DETROIT – Kim DeGiulio caught the coronavirus after inviting a friend over for dinner.
They ate outside to be safe, but it wasn’t safe enough. They sat closer than the recommended 6 feet.
“It just took one person. I invited the virus over to my house. I drank wine with the virus,” said DeGiulio.
Her friend tested positive for COVID-19 the next day.
“I got the phone call from her, and it was like really scary actually learning I had been exposed to somebody who had it. Then I just kind of knew I’m about to get it because we were together way too long. We weren’t social distancing, we weren’t wearing masks,” said DeGiulio.
She acted fast and immediately self-quarantined at home and monitored herself for symptoms. She tested positive for COVID-19 a few days later.
“You don’t know how your body is going to react. Is it going to be a severe case, mild, am I going to be asymptomatic?” she said.
She experienced mild symptoms. Her husband Kevin also got sick. They quarantined together at home.
Their cases are part of a growing trend recently: The virus has been spreading more in younger people. A CDC report finds the number of new cases was highest in those ages 20 to 29 between June and August.
Like the majority of people in their 20s with the coronavirus, Kim and Kevin did not require hospitalization.
Local 4′s Dr.

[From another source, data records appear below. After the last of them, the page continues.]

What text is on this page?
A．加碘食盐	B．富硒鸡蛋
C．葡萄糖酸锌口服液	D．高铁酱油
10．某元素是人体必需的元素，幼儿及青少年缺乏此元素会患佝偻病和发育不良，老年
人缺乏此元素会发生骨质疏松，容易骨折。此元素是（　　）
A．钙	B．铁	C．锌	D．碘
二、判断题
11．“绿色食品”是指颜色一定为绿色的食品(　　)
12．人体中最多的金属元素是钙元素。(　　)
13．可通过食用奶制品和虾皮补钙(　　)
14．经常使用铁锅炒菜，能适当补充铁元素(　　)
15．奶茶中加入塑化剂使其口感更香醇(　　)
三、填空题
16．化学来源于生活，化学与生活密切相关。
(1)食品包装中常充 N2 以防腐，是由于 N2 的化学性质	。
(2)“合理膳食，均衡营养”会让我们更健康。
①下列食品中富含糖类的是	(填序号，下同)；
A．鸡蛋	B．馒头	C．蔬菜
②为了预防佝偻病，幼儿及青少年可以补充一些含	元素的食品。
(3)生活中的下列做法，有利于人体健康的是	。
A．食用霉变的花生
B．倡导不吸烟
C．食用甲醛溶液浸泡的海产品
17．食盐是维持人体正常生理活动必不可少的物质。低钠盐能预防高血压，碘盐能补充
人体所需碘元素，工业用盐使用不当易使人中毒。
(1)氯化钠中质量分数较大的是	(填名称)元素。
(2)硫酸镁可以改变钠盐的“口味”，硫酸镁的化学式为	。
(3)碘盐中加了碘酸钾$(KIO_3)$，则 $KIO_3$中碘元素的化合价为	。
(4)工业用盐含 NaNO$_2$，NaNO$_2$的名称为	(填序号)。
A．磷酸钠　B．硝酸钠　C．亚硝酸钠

Frank McGeorge cautions that while their experience is typical, age is no guarantee.
“Most younger people do experience milder illness. Older people -- people over 50 or 65, for example -- they tend to have more severe consequences,” said Dr. McGeorge. “But even among young people, we can’t predict who is going to go basically less scathed, or unscathed, or who is going to have a more severe illness.”
DeGiulio is grateful she didn’t see her parents, grandparents or anyone else at higher risk while she was sick.

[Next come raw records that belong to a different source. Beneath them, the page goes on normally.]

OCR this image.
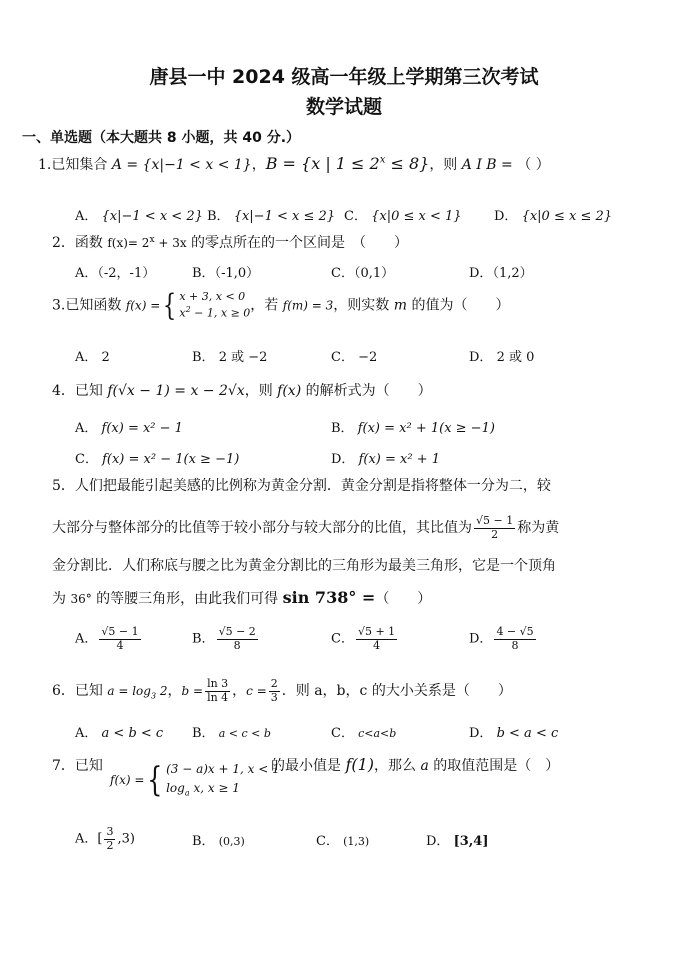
唐县一中 2024 级高一年级上学期第三次考试
数学试题
一、单选题（本大题共 8 小题，共 40 分.）
1.已知集合 A = {x|−1 < x < 1}，B = {x | $1 \le 2^x \le 8$}，则 A I B = （ ）
A． {x|−1 < x < 2} B． {x|−1 < x ≤ 2} C． {x|0 ≤ x < 1} D． {x|0 ≤ x ≤ 2}
2．函数 $f(x)= 2^x + 3x$ 的零点所在的一个区间是　（　　）
A．（-2，-1）	B．（-1,0）	C．（0,1）	D．（1,2）
3.已知函数 f(x) ={ x + 3, x < 0
$x^2 - 1$, x ≥ 0 ，若 f(m) = 3，则实数 m 的值为（　　）
A． 2	B． 2 或 −2	C． −2	D． 2 或 0
4．已知 f(√x − 1) = x − 2√x，则 f(x) 的解析式为（　　）
A． f(x) = x² − 1	B． f(x) = x² + 1(x ≥ −1)
C． f(x) = x² − 1(x ≥ −1)	D． f(x) = x² + 1
5．人们把最能引起美感的比例称为黄金分割．黄金分割是指将整体一分为二，较
大部分与整体部分的比值等于较小部分与较大部分的比值，其比值为 $\frac{√5 - 1}{2}$ 称为黄
金分割比．人们称底与腰之比为黄金分割比的三角形为最美三角形，它是一个顶角
为 36° 的等腰三角形，由此我们可得 sin 738° =（　　）
A． $\frac{√5 - 1}{4}$	B． $\frac{√5 - 2}{8}$	C． $\frac{√5 + 1}{4}$	D． $\frac{4 - √5}{8}$
6．已知 $a = \log_3 2$，$b = \frac{\ln 3}{\ln 4}$ ，$c = \frac{2}{3}$ ．则 a，b，c 的大小关系是（　　）
A． a < b < c B． a < c < b	C． c<a<b	D． b < a < c
7．已知
f(x) ={ (3 − a)x + 1, x < 1
$\log_a x$, x ≥ 1
的最小值是 f(1)，那么 a 的取值范围是（　）
A．[ $\frac{3}{2} ,3$)	B． (0,3)	C． (1,3)	D． [3,4]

“I’m just so grateful that I got through it and it was fairly easy for me,” she said.
The biggest lesson: It only takes a moment of relaxed precautions to put yourself at risk.
“I think the moral of the story here, at least from my experience, is you can think you’re doing the right thing -- I’m outside, I am socially distant -- but the truth is it only takes one person,” she said.
Dr. McGeorge agrees.
“To make sure that you reduce your risk as much as possible you need to reduce contact as much as possible. Even when you’re in the proximity of someone else that might be infected -- at this point we should assume that anyone could be infected -- if you’re just in their proximity, you could become infected,” said McGeorge.